Escaping Interpol for another day and off to Ubud, the place where backpackers decide that they have to look like hippies and by all accounts soap and water are optional, a couple of uncovered manholes wouldn’t go amiss here just to freshen the air from them or to take a few of them out! As its a more touristy area it also comes with all the “looky looky” crap, my favourite being the misspelled football tops, unless that is, David Beckham has changed his name to David Beacham & is now being sponsored by coughs & colds.
Off to the Monkey Forest &, I know its childish, but it still make me giggle when you see one as proud a punch having a wank (2 hands as well – impressive!).
Time to chill, with the lovely relaxing words of “lets go and get a massage” so we find the one place that looks least like a knocking shop and go in…”yes we can do couples massage in the same room” they reply as they quickly drag another massage bed in front of the window with just enough room to squeeze between it and their net curtains. As we go in they say “you can leave your underwear on or we have some”…thanks but i’ll keep my own knickers on rather than getting any of yours out of lost property.
Now, doing massage myself, it’s quite obvious when someone’s not too sure what they are doing – even in a language I don’t understand I could tell that the therapist massaging Richard was telling my “trainee” what she should be doing, with varying degrees of success. You may or may not know what I’m like for not having boobs out on display but every time she walked passed the bed her arse either pulled back the towel or the net curtains, she then couldn’t quite work out where to put the bottle of massage oil down so where else? thats right she wedged it between my thighs.

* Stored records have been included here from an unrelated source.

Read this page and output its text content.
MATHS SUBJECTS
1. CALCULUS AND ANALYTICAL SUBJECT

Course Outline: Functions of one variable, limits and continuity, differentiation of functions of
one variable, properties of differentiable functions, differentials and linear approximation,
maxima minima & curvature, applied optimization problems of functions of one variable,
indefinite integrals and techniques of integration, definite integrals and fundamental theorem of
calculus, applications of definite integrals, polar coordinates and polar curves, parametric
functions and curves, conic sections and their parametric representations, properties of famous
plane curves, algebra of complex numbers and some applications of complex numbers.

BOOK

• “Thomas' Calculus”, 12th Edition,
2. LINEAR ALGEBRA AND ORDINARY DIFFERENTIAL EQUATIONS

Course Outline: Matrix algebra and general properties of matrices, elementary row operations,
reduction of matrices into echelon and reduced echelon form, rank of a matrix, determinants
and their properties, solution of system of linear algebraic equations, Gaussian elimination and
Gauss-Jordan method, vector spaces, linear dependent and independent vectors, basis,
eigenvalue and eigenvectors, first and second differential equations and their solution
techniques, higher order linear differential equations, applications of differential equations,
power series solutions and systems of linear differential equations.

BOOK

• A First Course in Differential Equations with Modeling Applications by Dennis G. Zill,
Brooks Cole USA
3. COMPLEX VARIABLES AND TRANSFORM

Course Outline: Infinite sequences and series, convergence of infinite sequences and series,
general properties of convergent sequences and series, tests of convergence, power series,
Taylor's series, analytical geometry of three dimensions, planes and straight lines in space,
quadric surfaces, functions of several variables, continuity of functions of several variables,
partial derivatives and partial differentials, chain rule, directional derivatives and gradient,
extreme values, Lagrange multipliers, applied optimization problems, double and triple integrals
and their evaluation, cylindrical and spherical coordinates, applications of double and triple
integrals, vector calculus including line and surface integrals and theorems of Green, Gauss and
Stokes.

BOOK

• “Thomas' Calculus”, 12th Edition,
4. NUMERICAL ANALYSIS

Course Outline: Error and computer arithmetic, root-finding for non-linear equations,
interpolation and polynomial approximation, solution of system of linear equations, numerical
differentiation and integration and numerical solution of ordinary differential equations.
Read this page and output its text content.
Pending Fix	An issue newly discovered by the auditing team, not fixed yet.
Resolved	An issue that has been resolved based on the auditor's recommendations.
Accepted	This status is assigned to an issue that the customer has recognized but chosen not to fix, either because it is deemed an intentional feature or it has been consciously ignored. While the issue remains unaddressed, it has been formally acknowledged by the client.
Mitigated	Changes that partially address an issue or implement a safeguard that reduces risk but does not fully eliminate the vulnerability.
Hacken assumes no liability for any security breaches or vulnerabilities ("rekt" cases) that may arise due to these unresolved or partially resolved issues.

As Richard’s having his lovely relaxing massage by an experienced therapist there I am net curtains now wide open to the street, one boob hanging out, with a massage bottle clenched between my thighs and just as I turn my head I see their disposable pants rolled up on the pillow like a small black vibrator which is now resting on my cheek! How do I end up in these situations????

It would be safe to say, “at least when your back in the hotel its relaxing” I’ll not bore you with all of the details but we have lost count of how many rooms we’ve had.
1st one – view of a brick wall.
2nd one – view of a smaller brick wall, patch of grass and mobility scooters (I’m thinking they weren’t Interpol’s getaway vehicles).
3rd one – lovely maisonette, until the Mother of all storms arrived and a waterfall decided to appear down the bedroom wall, at one point we could have done with a light & a whistle.
4th one – the one we said “who would pay that much for a room just so you have your own pool” Result…got that one by default!
All being said, Bali you have been blissful even if my boobs have been out on display!